On the other hand, the nucleo boards have virtually no peripherals on them, while the discovery boards all have some sort of sensor at least.

Availability is definitely an important consideration, but other things equal I'd vote for discovery boards.

ppannuto commented 6 years ago

There are still plenty of discovery boards that are active (just with slightly different chips): http://www.st.com/en/evaluation-tools/stm32-mcu-discovery-kits.html?querycriteria=productId=LN1848

Perhaps one of the active F4 discovery boards is the best of both worlds?

brghena commented 6 years ago

This one particularly looks cheap, available, and has multiple sensors on it http://www.st.com/content/st_com/en/products/evaluation-tools/product-evaluation-tools/mcu-eval-tools/stm32-mcu-eval-tools/stm32-mcu-discovery-kits/32f411ediscovery.html

However, I'm judging entirely on those aspects. Not at all on what would be close to the code you've already written @Grawp, which is definitely important.

george-hopkins commented 6 years ago

First of all, thank you for the great work! It's awesome to see new ports just a few days after creating this repository.

Unfortunately, I don't have any board to test it myself. As @alevy already mentioned, the patch is already in a very good shape and I'm also voting for merging it. It will make working on other ports as well a consolidating common code easier that way.

WizardUli commented 6 years ago

Just to let you know I'm still continuing the work on GPIO and EXTI.

halazouna commented 6 years ago

Hello, First thank you for the work done. I'm working on a comparative study between MPU-based isolation architectures and I wanted to test Tock-OS, the only board I have is the stm32f429zi-discovery. I tried to use your code with some minor modifications like GPIO pins for leds and also the makefile, because I don't use openOCD. I'm trying to blink a led, so I flashed the kernel first using jtag, then using tockloader I flashed the blink application we can find in userland/examples/blink/ , but it didn't work.
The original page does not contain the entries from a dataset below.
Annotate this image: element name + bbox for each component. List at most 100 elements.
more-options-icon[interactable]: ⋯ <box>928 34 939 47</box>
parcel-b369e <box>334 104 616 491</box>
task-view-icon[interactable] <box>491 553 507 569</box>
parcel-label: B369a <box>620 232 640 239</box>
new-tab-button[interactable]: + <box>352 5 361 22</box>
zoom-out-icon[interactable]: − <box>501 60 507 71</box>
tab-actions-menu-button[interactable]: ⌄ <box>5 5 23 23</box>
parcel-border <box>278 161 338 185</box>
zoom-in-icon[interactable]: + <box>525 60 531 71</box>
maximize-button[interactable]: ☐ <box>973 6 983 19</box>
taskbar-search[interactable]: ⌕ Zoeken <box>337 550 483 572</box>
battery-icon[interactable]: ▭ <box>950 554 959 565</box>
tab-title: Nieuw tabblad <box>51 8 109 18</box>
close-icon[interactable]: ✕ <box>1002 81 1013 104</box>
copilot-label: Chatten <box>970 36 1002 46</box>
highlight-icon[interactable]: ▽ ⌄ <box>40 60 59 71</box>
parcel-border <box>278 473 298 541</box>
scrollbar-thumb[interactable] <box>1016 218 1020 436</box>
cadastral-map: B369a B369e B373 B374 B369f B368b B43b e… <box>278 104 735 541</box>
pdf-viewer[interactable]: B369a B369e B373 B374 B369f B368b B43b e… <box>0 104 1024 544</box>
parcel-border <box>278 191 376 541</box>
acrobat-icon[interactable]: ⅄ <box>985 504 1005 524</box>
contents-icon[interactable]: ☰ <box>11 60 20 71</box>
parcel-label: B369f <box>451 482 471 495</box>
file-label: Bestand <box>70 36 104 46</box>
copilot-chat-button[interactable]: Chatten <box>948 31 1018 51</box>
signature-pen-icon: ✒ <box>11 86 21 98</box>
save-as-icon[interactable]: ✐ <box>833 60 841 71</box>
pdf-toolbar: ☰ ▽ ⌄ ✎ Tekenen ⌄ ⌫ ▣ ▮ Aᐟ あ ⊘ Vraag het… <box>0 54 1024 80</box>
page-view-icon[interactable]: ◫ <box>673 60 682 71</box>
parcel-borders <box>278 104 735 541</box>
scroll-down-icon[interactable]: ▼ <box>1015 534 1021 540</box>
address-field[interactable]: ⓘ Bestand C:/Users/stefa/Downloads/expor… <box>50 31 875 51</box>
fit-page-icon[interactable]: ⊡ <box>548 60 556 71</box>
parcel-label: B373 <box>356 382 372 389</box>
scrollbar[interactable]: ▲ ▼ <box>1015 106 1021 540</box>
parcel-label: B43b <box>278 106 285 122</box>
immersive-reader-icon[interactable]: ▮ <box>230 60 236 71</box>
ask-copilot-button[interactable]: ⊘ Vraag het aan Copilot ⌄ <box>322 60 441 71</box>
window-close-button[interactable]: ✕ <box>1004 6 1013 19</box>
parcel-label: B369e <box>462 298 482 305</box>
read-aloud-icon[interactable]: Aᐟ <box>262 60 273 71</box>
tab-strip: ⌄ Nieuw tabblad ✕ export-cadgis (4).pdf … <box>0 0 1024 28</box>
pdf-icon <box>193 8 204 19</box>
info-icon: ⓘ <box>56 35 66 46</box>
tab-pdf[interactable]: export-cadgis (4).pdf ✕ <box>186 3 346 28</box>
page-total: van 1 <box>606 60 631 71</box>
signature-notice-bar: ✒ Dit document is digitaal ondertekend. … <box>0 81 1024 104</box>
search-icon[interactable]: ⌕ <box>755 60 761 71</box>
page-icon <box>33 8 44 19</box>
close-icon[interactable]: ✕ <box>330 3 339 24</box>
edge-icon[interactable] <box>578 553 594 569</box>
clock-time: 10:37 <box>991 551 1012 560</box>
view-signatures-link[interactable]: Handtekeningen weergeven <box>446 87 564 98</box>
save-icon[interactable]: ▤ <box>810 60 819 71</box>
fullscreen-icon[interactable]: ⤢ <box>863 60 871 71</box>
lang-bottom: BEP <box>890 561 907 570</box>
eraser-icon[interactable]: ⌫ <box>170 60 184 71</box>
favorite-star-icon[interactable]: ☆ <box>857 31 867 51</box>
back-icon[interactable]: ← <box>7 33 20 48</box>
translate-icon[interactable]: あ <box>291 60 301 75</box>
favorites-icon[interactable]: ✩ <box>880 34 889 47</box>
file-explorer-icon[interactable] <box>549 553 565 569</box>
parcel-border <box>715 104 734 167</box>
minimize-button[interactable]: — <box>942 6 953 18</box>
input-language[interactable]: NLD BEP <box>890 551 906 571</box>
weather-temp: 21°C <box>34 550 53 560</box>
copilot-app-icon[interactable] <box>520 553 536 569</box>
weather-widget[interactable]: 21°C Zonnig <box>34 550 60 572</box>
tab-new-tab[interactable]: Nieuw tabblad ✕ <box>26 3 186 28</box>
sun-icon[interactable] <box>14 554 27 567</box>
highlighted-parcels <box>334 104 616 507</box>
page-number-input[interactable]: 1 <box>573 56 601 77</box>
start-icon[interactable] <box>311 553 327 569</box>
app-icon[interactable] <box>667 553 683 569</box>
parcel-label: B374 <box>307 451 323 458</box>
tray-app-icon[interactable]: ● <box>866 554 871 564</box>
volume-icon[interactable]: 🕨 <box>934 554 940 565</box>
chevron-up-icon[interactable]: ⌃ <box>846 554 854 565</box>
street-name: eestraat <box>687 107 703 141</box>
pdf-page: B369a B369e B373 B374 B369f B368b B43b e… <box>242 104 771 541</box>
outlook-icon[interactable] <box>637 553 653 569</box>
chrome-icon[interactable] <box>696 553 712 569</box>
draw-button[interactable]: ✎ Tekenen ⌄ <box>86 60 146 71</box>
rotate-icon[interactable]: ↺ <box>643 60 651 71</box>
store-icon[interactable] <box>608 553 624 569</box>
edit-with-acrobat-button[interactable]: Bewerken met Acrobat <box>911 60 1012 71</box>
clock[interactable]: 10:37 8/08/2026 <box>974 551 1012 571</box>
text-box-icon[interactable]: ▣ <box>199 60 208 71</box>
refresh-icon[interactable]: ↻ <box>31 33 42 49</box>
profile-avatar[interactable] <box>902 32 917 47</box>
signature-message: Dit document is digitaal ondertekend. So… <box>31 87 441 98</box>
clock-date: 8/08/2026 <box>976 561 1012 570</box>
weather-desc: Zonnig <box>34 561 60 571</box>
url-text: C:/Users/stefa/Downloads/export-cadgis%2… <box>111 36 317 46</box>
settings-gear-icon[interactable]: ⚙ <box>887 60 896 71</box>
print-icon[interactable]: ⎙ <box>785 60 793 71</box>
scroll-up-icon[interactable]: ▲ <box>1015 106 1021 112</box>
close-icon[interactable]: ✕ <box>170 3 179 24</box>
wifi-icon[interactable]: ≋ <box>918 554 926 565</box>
So I tried to debug, (I'm using eclipse with gdb by the way), and I found that in debug mode it is stuck in the main loop:

loop {
        unsafe {
            chip.service_pending_interrupts();
            for (i, p) in processes.iter_mut().enumerate() {
                p.as_mut().map(|process| {
                    sched::do_process(platform, chip, process, AppId::new(i), ipc);
                });
                if chip.has_pending_interrupts() {
                    break;
                }
            }

            support::atomic(|| {
                if !chip.has_pending_interrupts() && process::processes_blocked() {
                    chip.prepare_for_sleep();
                    support::wfi();
                }
            });
        };
    }

I'm really new Tock OS, is there something I'm missing? Have you tried to blink a led, and worked properly, or does it need some work to make it work?
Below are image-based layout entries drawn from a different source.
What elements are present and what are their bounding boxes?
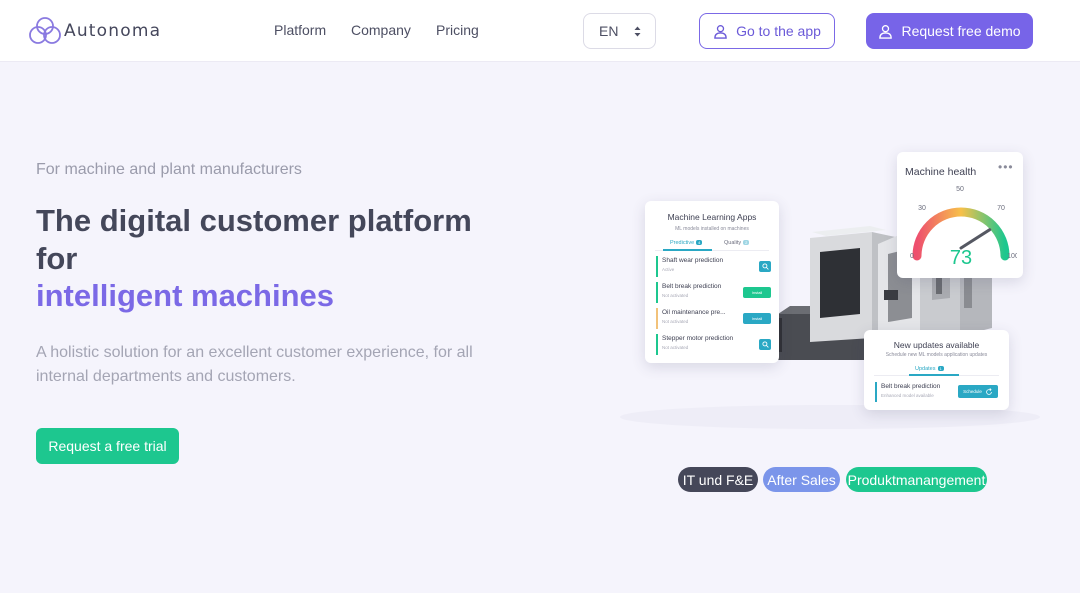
ml-row-name: Shaft wear prediction [662,257,724,264]
tab-updates[interactable]: Updates 1 [915,366,944,372]
hero-headline-accent: intelligent machines [36,278,335,313]
nav-company[interactable]: Company [351,22,411,38]
request-demo-button[interactable]: Request free demo [866,13,1033,49]
install-button[interactable]: Install [743,313,771,324]
user-icon [714,24,727,39]
gauge-tick-70: 70 [997,205,1005,212]
tab-predictive-label: Predictive [670,240,695,246]
ml-apps-card: Machine Learning Apps ML models installe… [645,201,779,363]
ml-card-title: Machine Learning Apps [667,212,757,222]
gauge-tick-0: 0 [910,253,914,260]
tab-quality-count: 2 [743,240,750,245]
install-button[interactable]: Install [743,287,771,298]
gauge-tick-30: 30 [918,205,926,212]
site-header: Autonoma Platform Company Pricing EN Go … [0,0,1080,62]
tab-active-indicator [663,249,712,251]
nav-platform[interactable]: Platform [274,22,326,38]
gauge-tick-50: 50 [956,186,964,193]
nav-pricing[interactable]: Pricing [436,22,479,38]
ml-row-oil: Oil maintenance pre... Not activated Ins… [656,308,771,329]
tag-it-fe[interactable]: IT und F&E [678,467,758,492]
hero-lead: A holistic solution for an excellent cus… [36,344,473,385]
tab-active-indicator [909,374,959,376]
select-arrows-icon [634,26,641,37]
language-select[interactable]: EN [583,13,656,49]
health-gauge: 50 30 70 0 100 73 [910,186,1017,269]
ml-row-belt: Belt break prediction Not activated Inst… [656,282,771,303]
machine-health-title: Machine health [905,166,977,178]
language-value: EN [599,23,619,39]
tab-predictive[interactable]: Predictive 4 [670,240,703,246]
ml-row-shaft: Shaft wear prediction Active [656,256,771,277]
brand-name: Autonoma [64,21,162,41]
go-to-app-button[interactable]: Go to the app [699,13,835,49]
tab-updates-count: 1 [937,366,944,371]
hero-headline: The digital customer platform for [36,203,472,276]
gauge-value: 73 [950,247,972,269]
ml-card-subtitle: ML models installed on machines [675,226,749,232]
tag-after-sales[interactable]: After Sales [763,467,840,492]
schedule-button[interactable]: Schedule [958,385,998,398]
tab-predictive-count: 4 [696,240,703,245]
refresh-icon [986,387,992,395]
brand-logo[interactable]: Autonoma [28,15,161,47]
update-row: Belt break prediction Enhanced model ava… [875,382,998,402]
gauge-needle [959,228,992,250]
ml-row-status: Not activated [662,345,689,350]
tab-updates-label: Updates [915,366,936,372]
tag-product-management[interactable]: Produktmanangement [846,467,987,492]
search-icon[interactable] [759,261,771,272]
search-icon[interactable] [759,339,771,350]
ml-row-name: Stepper motor prediction [662,335,734,342]
updates-card: New updates available Schedule new ML mo… [864,330,1009,410]
hero-eyebrow: For machine and plant manufacturers [36,161,302,178]
more-options-icon[interactable]: ••• [998,160,1014,174]
go-to-app-label: Go to the app [736,23,821,39]
schedule-label: Schedule [963,389,982,394]
updates-subtitle: Schedule new ML models application updat… [885,352,988,358]
gauge-tick-100: 100 [1007,253,1017,260]
request-trial-button[interactable]: Request a free trial [36,428,179,464]
ml-row-stepper: Stepper motor prediction Not activated [656,334,771,355]
tab-quality-label: Quality [724,240,742,246]
cloud-logo-icon [29,17,61,44]
tab-quality[interactable]: Quality 2 [724,240,750,246]
ml-row-status: Active [662,267,675,272]
user-icon [879,24,893,39]
updates-title: New updates available [893,340,980,350]
request-demo-label: Request free demo [901,23,1021,39]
Thank you, Kind regards, asensaoui

george-hopkins commented 6 years ago

@asensaoui I'm not very familiar with the STM32F4, so @Grawp can probably provide better support. In the meantime, could you set a breakpoint at sched::do_process(...) and check if the function is called? If you have some spare time, you could try building a newer kernel from my kernel-20180516 branch which might resolve the issue.

halazouna commented 6 years ago

@george-hopkins Thank you for you reply. I solved my issue. The application is called and turns on/off a led. However, the blink example doesn't work because I think the alarm is not initialized (delay_ms() not working), I'm trying to port the timers to make the alarm works.